Background
Currently, due to the huge progress in the field of information technologies and computer equipment, it is important to use modern approaches of artificial intelligence in order to process extensive chemical information at creating new drugs with desired properties.
The interdisciplinary of research creates additional difficulties in creating new drugs. Currently, there are no universal algorithms and software for predicting the “structure-property” dependence of drug compounds that can take into account the needs of specialists in this field.
In this regard, the development of a modern Smart-system based on the promising bio-inspired approach of artificial immune systems for predicting the structure-property dependence of drug compounds is relevant.

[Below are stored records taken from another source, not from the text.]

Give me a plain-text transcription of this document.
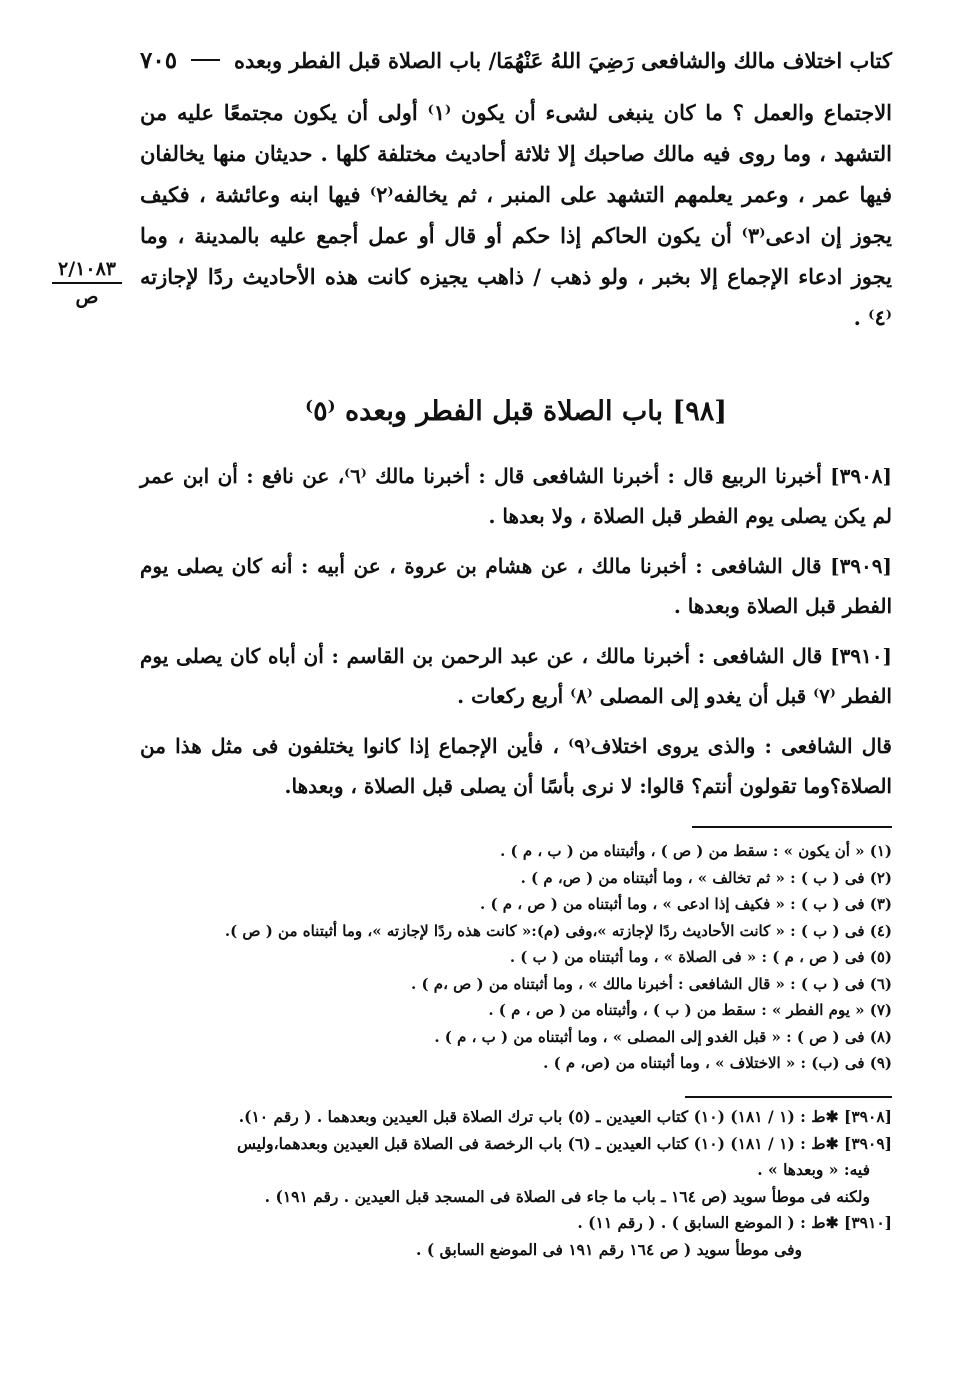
كتاب اختلاف مالك والشافعى رَضِيَ اللهُ عَنْهُمَا/ باب الصلاة قبل الفطر وبعده
٧٠٥
٢/١٠٨٣
ص
الاجتماع والعمل ؟ ما كان ينبغى لشىء أن يكون ⁽١⁾ أولى أن يكون مجتمعًا عليه من التشهد ، وما روى فيه مالك صاحبك إلا ثلاثة أحاديث مختلفة كلها . حديثان منها يخالفان فيها عمر ، وعمر يعلمهم التشهد على المنبر ، ثم يخالفه⁽٢⁾ فيها ابنه وعائشة ، فكيف يجوز إن ادعى⁽٣⁾ أن يكون الحاكم إذا حكم أو قال أو عمل أجمع عليه بالمدينة ، وما يجوز ادعاء الإجماع إلا بخبر ، ولو ذهب / ذاهب يجيزه كانت هذه الأحاديث ردًا لإجازته ⁽٤⁾ .
[٩٨] باب الصلاة قبل الفطر وبعده ⁽٥⁾
[٣٩٠٨] أخبرنا الربيع قال : أخبرنا الشافعى قال : أخبرنا مالك ⁽٦⁾، عن نافع : أن ابن عمر لم يكن يصلى يوم الفطر قبل الصلاة ، ولا بعدها .
[٣٩٠٩] قال الشافعى : أخبرنا مالك ، عن هشام بن عروة ، عن أبيه : أنه كان يصلى يوم الفطر قبل الصلاة وبعدها .
[٣٩١٠] قال الشافعى : أخبرنا مالك ، عن عبد الرحمن بن القاسم : أن أباه كان يصلى يوم الفطر ⁽٧⁾ قبل أن يغدو إلى المصلى ⁽٨⁾ أربع ركعات .
قال الشافعى : والذى يروى اختلاف⁽٩⁾ ، فأين الإجماع إذا كانوا يختلفون فى مثل هذا من الصلاة؟وما تقولون أنتم؟ قالوا: لا نرى بأسًا أن يصلى قبل الصلاة ، وبعدها.
(١) « أن يكون » : سقط من ( ص ) ، وأثبتناه من ( ب ، م ) .
(٢) فى ( ب ) : « ثم تخالف » ، وما أثبتناه من ( ص، م ) .
(٣) فى ( ب ) : « فكيف إذا ادعى » ، وما أثبتناه من ( ص ، م ) .
(٤) فى ( ب ) : « كانت الأحاديث ردًا لإجازته »،وفى (م):« كانت هذه ردًا لإجازته »، وما أثبتناه من ( ص ).
(٥) فى ( ص ، م ) : « فى الصلاة » ، وما أثبتناه من ( ب ) .
(٦) فى ( ب ) : « قال الشافعى : أخبرنا مالك » ، وما أثبتناه من ( ص ،م ) .
(٧) « يوم الفطر » : سقط من ( ب ) ، وأثبتناه من ( ص ، م ) .
(٨) فى ( ص ) : « قبل الغدو إلى المصلى » ، وما أثبتناه من ( ب ، م ) .
(٩) فى (ب) : « الاختلاف » ، وما أثبتناه من (ص، م ) .
[٣٩٠٨] ✱ط : (١ / ١٨١) (١٠) كتاب العيدين ـ (٥) باب ترك الصلاة قبل العيدين وبعدهما . ( رقم ١٠).
[٣٩٠٩] ✱ط : (١ / ١٨١) (١٠) كتاب العيدين ـ (٦) باب الرخصة فى الصلاة قبل العيدين وبعدهما،وليس
فيه: « وبعدها » .
ولكنه فى موطأ سويد (ص ١٦٤ ـ باب ما جاء فى الصلاة فى المسجد قبل العيدين . رقم ١٩١) .
[٣٩١٠] ✱ط : ( الموضع السابق ) . ( رقم ١١) .
وفى موطأ سويد ( ص ١٦٤ رقم ١٩١ فى الموضع السابق ) .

The aim of this work is to develop a multi-agent Smart-system for predicting the “structure-property” dependence of drug compounds using the ontological approach and modified algorithms of artificial immune systems using the example of drug compounds of the sulfonamide group. The proposed system makes it possible to increase the accuracy of prediction models of the “structure-property” dependence, to reduce the time and financial costs for obtaining candidate drug compounds.
Methods
During the creation of a Smart-system, there are used multi-agent and ontological approaches, which allow to structure input and output data, optimally to distribute computing resources and to coordinate the work of the system. As a promising approach for processing a large amount of chemical information, extracting informative descriptors and for the creation of an optimal data set, as well as further predicting the properties of medicinal compounds, there are considered modified algorithms of artificial immune systems and various algorithms of artificial intelligence.
Results
There was developed an ontological model of a multi-agent Smart-system. There are presented the results of the «structure-property» dependence simulation based on a modified grey wolf optimization algorithm and artificial immune systems. During the simulation, there was used information from the Mol-Instincts sulfonamide descriptor database.
Conclusion
The developed multi-agent Smart-system using ontological models allows visually to present the structure and interrelationships of agents functioning, which greatly facilitates the development of software and reduces time and financial costs during the development of new drugs.